Voilà l’homme qui a été ministre, et qui a gouverné le peuple français ! voilà l’homme dont les fils ont été ambassadeurs, et ont représenté le peuple français !

À cinq heures, le général Gérard daigna se montrer à la foule.

Il avait encore la cocarde blanche à son chapeau. Cette cocarde excita des murmures, et force fut au général de l’ôter ; mais aucune instance ne put le déterminer à mettre la cocarde tricolore.

Au moment où le général Gérard sortait de l’hôtel Laffitte, le duc de Choiseul y entrait ; de jaune qu’il était ordinairement, le pauvre duc était devenu vert.

Il y avait bien de quoi. Depuis le matin, il faisait partie du gouvernement provisoire ; depuis le matin, il signait des proclamations ; depuis le matin, il rendait des décrets !

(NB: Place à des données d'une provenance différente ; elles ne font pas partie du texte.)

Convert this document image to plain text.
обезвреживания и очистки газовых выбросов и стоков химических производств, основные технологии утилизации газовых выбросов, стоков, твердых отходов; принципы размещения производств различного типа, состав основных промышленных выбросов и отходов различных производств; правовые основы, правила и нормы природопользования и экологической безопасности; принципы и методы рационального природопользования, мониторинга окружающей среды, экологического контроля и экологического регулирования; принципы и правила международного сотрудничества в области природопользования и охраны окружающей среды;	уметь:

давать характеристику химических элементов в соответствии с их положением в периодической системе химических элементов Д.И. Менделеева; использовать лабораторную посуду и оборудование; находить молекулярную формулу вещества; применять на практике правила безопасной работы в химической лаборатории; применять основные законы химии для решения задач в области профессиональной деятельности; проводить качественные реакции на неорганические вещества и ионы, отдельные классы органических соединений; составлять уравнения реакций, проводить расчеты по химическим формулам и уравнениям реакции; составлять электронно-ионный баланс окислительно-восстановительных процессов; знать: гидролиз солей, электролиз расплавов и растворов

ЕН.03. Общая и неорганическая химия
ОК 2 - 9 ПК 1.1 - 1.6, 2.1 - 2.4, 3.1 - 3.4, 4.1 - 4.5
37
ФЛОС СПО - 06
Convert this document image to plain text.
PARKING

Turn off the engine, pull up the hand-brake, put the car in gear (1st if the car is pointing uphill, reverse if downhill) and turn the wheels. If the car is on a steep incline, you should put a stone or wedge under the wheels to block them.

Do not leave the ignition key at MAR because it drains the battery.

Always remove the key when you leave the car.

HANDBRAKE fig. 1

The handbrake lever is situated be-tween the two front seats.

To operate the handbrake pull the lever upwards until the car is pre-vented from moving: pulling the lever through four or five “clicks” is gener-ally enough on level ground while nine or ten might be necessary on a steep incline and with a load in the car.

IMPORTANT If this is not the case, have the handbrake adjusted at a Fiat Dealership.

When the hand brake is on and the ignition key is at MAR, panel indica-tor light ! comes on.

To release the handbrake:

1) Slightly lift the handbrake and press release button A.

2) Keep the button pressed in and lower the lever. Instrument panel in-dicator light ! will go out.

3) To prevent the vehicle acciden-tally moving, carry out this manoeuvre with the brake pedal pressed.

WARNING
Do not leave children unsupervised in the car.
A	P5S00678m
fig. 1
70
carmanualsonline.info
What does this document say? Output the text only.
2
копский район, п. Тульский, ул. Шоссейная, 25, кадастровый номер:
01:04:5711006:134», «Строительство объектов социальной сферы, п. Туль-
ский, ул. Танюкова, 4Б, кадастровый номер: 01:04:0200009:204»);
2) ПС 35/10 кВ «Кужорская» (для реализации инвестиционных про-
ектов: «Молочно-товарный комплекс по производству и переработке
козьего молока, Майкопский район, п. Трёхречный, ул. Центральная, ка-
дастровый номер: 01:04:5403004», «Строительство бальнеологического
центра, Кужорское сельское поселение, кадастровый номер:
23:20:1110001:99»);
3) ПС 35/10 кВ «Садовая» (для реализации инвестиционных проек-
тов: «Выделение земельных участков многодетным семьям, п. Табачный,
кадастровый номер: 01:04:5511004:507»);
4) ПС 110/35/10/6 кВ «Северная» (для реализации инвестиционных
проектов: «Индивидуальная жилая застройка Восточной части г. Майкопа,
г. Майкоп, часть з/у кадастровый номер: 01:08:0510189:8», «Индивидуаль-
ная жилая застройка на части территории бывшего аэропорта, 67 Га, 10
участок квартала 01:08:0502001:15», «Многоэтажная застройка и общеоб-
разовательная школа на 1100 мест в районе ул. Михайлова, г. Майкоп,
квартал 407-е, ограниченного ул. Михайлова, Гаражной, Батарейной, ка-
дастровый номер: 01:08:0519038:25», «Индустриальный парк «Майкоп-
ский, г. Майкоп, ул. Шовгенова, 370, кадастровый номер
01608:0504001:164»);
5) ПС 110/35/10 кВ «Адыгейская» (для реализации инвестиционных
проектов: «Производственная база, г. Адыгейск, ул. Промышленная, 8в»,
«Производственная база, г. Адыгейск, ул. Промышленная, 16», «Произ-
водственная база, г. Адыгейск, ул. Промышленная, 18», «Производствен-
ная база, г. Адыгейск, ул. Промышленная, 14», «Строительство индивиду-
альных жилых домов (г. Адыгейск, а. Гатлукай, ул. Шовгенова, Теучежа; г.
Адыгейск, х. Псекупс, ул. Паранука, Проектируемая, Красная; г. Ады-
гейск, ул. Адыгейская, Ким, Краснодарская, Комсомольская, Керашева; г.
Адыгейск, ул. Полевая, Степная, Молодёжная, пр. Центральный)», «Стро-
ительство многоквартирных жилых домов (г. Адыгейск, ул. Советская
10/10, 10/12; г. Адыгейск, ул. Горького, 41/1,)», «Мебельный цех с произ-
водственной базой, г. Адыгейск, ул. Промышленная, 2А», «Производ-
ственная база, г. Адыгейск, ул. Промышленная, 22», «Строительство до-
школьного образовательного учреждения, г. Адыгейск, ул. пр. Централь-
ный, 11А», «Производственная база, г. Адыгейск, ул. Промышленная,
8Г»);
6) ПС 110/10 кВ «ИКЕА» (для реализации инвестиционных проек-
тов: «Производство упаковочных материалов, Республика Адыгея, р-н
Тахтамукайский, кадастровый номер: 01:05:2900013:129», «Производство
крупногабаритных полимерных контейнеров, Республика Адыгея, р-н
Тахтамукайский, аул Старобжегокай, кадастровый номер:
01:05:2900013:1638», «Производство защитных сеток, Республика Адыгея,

Tant qu’on s’était battu dans les rues, le duc de Choiseul n’avait point osé sortir ; il avait bien peur d’être compromis, mais il avait encore plus peur d’être tué. La fusillade éteinte, M. de Choiseul avait entr’ouvert ses contrevents, il avait vu tout le monde dans les rues, la ville en joie : il avait descendu marche à marche ses escaliers couverts de tapis, il avait hasardé un pied hors de son hôtel ; puis, enfin, il s’était risqué à pousser jusque chez M. Laffitte.

Qu’y venait-il faire ? Pardieu ! ce n’est pas difficile à deviner : il venait protester contre l’abominable faussaire qui avait abusé de son nom, et qui surtout avait assez peu respecté ce nom pour l’accoler à celui de M. Motié de la Fayette !

C’est vrai, M. de Choiseul ; quoique d’une bonne maison d’Auvergne, M. Motié de la Fayette ne descendait pas de Raymond III, comte de Langres, et d’Alix de Dreux, petite-fille de Louis le Gros ; mais je ne sache pas non plus qu’il ait eu des ancêtres accusés d’avoir, à l’instigation de l’Autriche, empoisonné un dauphin de France.

Cela, il me semble, aurait dû faire compensation, et vous inspirer, monsieur le duc, quelque considération pour ce pauvre gentilhomme et pour sa famille.